The results of a retrospective real world evidence analysis in nAMD patients who were evaluated for up to 6 months after initiating treatment with Brolucizumab (Vsiqq) suggest that patients with a medical history of intraocular inflammation and/or retinal vascular occlusion in the year prior to treatment with Brolucizumab (Vsiqq) were more likely to present with similar events after Vsiqq injection, as compared to nAMD patients with no history of these events.
Immunogenicity: As with all therapeutic proteins, there is a potential for an immune response in patients treated with Brolucizumab (Vsiqq). The immunogenicity of Brolucizumab (Vsiqq) was evaluated in serum samples. The immunogenicity data reflect the percentage of patients whose test results were considered positive for antibodies to Brolucizumab (Vsiqq) in immunoassays. The detection of an immune response is highly dependent on the sensitivity and specificity of the assays used, sample handling, timing of sample collection, concomitant medications, and underlying disease.
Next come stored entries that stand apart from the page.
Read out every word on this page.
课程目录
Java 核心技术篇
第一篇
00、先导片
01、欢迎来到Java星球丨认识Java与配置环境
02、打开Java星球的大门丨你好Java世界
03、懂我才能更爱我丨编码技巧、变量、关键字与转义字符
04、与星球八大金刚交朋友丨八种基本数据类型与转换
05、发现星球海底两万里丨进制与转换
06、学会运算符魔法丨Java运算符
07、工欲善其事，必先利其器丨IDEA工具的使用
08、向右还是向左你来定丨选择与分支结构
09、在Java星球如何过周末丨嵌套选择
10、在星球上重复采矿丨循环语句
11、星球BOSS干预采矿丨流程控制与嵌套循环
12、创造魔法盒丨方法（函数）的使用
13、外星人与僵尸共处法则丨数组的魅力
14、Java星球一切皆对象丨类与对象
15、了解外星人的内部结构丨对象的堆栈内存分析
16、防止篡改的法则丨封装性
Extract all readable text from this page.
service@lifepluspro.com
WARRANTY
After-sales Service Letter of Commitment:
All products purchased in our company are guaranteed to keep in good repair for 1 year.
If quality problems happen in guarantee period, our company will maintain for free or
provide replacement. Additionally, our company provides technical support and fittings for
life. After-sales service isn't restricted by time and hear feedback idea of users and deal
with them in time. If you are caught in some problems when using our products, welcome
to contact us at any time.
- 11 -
For these reasons, comparison of the incidence of antibodies to Brolucizumab (Vsiqq) with the incidence of antibodies to other products may be misleading.
Pre-treatment antibodies have been detected in drug-naïve subjects for a variety of biotechnology-derived therapeutic proteins including single-chain antibodies.
Wet AMD: The pre-treatment incidence of anti-brolucizumab antibodies was 35-52%. After dosing with Brolucizumab (Vsiqq) for 88 weeks, treatment-emergent anti-brolucizumab antibodies were detected in 23-25% of patients.
DME:The pre-treatment incidence of anti-brolucizumab antibodies was 64%. After dosing with Brolucizumab (Vsiqq) for 52 weeks, treatment-emergent anti-brolucizumab antibodies were detected in 12 to 18% of patients.
In wet AMD and DME, anti-brolucizumab antibodies were not associated with an impact on clinical efficacy. Among patients with treatment-emergent antibodies, a higher number of intraocular inflammation events were observed. Retinal vasculitis and/or retinal vascular occlusion, typically in the presence of intraocular inflammation, are immune mediated adverse events related to exposure to Brolucizumab (Vsiqq). This treatment emergent antibody response may develop following the first intravitreal injection (see PRECAUTIONS).